Líderes partidários pedem aos portugueses que não fiquem em casa

Catarina Martins foi a primeira a ir às urnas.

Os líderes partidários são unânimes: é preciso que os portugueses vão votar.

A porta-voz do Bloco de Esquerda, Catarina Martins, foi a primeira a ir às urnas. "Hoje é um dia muito importante, que ninguém fique em casa. Que venham votar, que venham escolher, que possamos escolher pelas nossas vidas, pelo nosso país", afirmou a porta-voz do BE momentos depois de votar na Escola Secundária Almeida Garrett em Gaia.

Lembrando que "há tanta gente que infelizmente porque está fora (...) por motivos vários acaba por não conseguir votar hoje", a deputada pediu que "todas as pessoas que possam escolher, não desistam de o fazer".

"É muito importante. Nada está decidido à partida, é cada um de nós que escolhe quem será presidente da república, quem nos pode representar, defender [e] defender aquilo em que acreditamos", realçou a deputada do BE, pouco mais de uma hora depois da abertura das urnas.

Adiantando que terá um "dia descansado" e que irá "aguardar serenamente pelos resultados", a porta-voz bloquista disse ainda que "as pessoas devem escolher com serenidade, com convicção, com vontade quem as pode representar, quem as pode defender, quem defende aquilo em que acredita".

"Em tantos países não podemos escolher o nosso presidente, a nossa presidente, em Portugal podemos, está um dia lindo, que as pessoas venham votar", sublinhou.

O secretário-geral comunista, Jerónimo de Sousa, apelou aos portugueses para não se absterem de exercer o direito de votar nas eleições presidenciais, em Pirescôxe, arredores de Lisboa, depois de depositar o seu boletim na pouco concorrida urna.

"Eu como sou daqueles que ainda se lembra do tempo em que era proibido o exercício desse direito, poder fazê-lo é importante para a própria democracia", afirmou.

O presidente do PSD, Pedro Passos Coelho, instou os portugueses a ir às urnas num "ato cheio de relevância política".

"Espero que seja um dia em que os portugueses participem de forma intensa [na votação]. A eleição do chefe de Estado é um ato cheio de relevância política e portanto deve merecer mobilização das pessoas", disse o líder do PSD e antigo primeiro-ministro depois de votar na Escola Secundária Stuart Carvalhais, em Massamá, cerca das 10:30.

Pedro Passos Coelho foi votar, como de costume, acompanhado pela esposa, e chamou também a atenção para o mandato que se avizinha para o futuro Presidente da República: o papel do futuro chefe de Estado, advogou, sairá reforçado na "autoridade política" se houver menor abstenção e "uma participação mais elevada dos portugueses" no sufrágio de hoje por comparação com o de 2011.

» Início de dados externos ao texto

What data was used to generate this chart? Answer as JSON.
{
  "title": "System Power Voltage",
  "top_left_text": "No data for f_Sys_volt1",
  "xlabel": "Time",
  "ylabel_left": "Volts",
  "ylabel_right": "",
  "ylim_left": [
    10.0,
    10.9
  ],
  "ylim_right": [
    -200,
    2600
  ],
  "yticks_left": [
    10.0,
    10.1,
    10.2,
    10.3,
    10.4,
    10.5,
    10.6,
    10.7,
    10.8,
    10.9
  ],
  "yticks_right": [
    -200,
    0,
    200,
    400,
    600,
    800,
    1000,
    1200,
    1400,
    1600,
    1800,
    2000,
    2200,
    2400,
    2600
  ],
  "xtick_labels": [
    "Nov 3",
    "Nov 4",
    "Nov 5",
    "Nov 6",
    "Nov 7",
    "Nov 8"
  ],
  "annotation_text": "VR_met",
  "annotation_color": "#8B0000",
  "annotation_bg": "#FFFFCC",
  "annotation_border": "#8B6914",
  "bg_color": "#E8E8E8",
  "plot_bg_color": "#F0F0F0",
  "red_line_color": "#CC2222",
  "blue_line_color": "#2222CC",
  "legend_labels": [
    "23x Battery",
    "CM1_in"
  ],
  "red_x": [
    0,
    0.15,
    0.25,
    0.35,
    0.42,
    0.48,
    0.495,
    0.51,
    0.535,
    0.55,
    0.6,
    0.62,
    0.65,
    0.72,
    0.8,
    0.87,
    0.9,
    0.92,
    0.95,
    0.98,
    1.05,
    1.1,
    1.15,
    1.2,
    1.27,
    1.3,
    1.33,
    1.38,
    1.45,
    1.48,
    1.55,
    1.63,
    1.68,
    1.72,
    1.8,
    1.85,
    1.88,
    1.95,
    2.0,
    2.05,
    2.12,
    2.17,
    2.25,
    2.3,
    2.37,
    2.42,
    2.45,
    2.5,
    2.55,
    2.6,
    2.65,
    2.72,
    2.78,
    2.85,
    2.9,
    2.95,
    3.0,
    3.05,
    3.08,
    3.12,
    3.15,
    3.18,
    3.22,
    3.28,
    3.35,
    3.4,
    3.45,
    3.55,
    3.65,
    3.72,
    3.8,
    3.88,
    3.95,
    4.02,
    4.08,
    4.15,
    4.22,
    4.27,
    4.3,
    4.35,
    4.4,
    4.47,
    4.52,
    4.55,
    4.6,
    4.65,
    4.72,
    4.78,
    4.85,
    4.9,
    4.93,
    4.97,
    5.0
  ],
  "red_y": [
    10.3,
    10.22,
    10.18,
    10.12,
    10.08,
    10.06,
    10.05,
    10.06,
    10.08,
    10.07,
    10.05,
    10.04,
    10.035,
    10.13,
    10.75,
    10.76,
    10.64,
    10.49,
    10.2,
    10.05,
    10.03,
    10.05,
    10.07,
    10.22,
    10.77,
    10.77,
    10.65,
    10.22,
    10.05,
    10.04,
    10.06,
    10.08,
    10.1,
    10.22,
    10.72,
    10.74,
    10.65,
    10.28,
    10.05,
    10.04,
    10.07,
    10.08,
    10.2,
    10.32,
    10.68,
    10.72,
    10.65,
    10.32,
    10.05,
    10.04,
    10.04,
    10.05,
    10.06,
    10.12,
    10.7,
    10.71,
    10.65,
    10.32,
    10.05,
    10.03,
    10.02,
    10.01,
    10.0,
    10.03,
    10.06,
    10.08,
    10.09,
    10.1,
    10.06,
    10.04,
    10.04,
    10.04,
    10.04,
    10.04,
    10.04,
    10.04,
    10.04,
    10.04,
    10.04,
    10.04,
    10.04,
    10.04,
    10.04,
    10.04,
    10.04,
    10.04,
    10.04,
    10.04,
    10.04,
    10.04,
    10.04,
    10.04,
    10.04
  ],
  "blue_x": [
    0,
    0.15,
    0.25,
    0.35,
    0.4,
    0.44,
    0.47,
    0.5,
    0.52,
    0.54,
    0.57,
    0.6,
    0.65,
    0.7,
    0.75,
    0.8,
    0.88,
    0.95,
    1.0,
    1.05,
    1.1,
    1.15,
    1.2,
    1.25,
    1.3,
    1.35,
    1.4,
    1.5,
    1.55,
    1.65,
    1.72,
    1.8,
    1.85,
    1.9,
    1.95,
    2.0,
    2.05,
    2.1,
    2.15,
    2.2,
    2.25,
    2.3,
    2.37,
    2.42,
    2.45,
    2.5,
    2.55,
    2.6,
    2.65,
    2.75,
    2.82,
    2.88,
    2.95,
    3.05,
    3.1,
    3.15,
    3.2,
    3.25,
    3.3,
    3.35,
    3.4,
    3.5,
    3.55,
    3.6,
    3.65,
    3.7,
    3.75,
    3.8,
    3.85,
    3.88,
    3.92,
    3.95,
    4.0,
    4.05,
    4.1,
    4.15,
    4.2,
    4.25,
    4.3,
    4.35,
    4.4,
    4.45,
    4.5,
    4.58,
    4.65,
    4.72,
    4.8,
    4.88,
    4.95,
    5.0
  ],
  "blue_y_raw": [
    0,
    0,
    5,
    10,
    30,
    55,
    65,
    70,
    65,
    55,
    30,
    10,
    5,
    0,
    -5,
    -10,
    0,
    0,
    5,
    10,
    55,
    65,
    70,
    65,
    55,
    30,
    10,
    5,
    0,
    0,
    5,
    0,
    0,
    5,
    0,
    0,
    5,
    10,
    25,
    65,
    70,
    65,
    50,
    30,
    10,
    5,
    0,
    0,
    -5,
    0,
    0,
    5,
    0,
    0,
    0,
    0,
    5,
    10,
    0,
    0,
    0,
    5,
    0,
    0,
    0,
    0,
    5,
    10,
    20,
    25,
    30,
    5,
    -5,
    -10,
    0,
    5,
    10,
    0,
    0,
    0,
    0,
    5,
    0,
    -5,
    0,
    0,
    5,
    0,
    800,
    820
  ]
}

Questionado sobre a possibilidade ou não de estas eleições ficarem resolvidas à primeira volta, o presidente do PSD preferiu "não antecipar nada nesse particular", sublinhando que tal "depende de muitos fatores".

"Insisto, o importante, com segunda volta ou sem ela, é que os portugueses se mobilizem para fazerem uma escolha consciente", vincou.

Paulo Portas, líder do CDS, lembrou que "um Presidente da República tem poderes e atribuições que representam a unidade de Portugal como nação e que são importantes para o equilíbrio das instituições e eu acho que se houver uma boa participação hoje, o assunto pode ficar resolvido à primeira volta e eu sou daqueles que acha que o que se pode resolver à primeira volta não se deve deixar para uma segunda", disse Paulo Portas.

Disse não ter receio da abstenção, sublinhando que se houver uma boa afluência às urnas, isso será um bom sinal tanto para o Presidente da República como para o sistema político.

Nesse sentido, voltou a defender que "se houver boa participação o assunto pode ficar resolvido à primeira volta".

O líder do PS António Costa, também apelou aos portugueses para que votem, sublinhando a importância do Presidente da República.

"É essencial que haja uma participação muito ativa e apelo a que todos votem. Esta é uma eleição onde temos oportunidade de escolher entre inúmeros candidatos", afirmou, após exercer o seu direito de voto.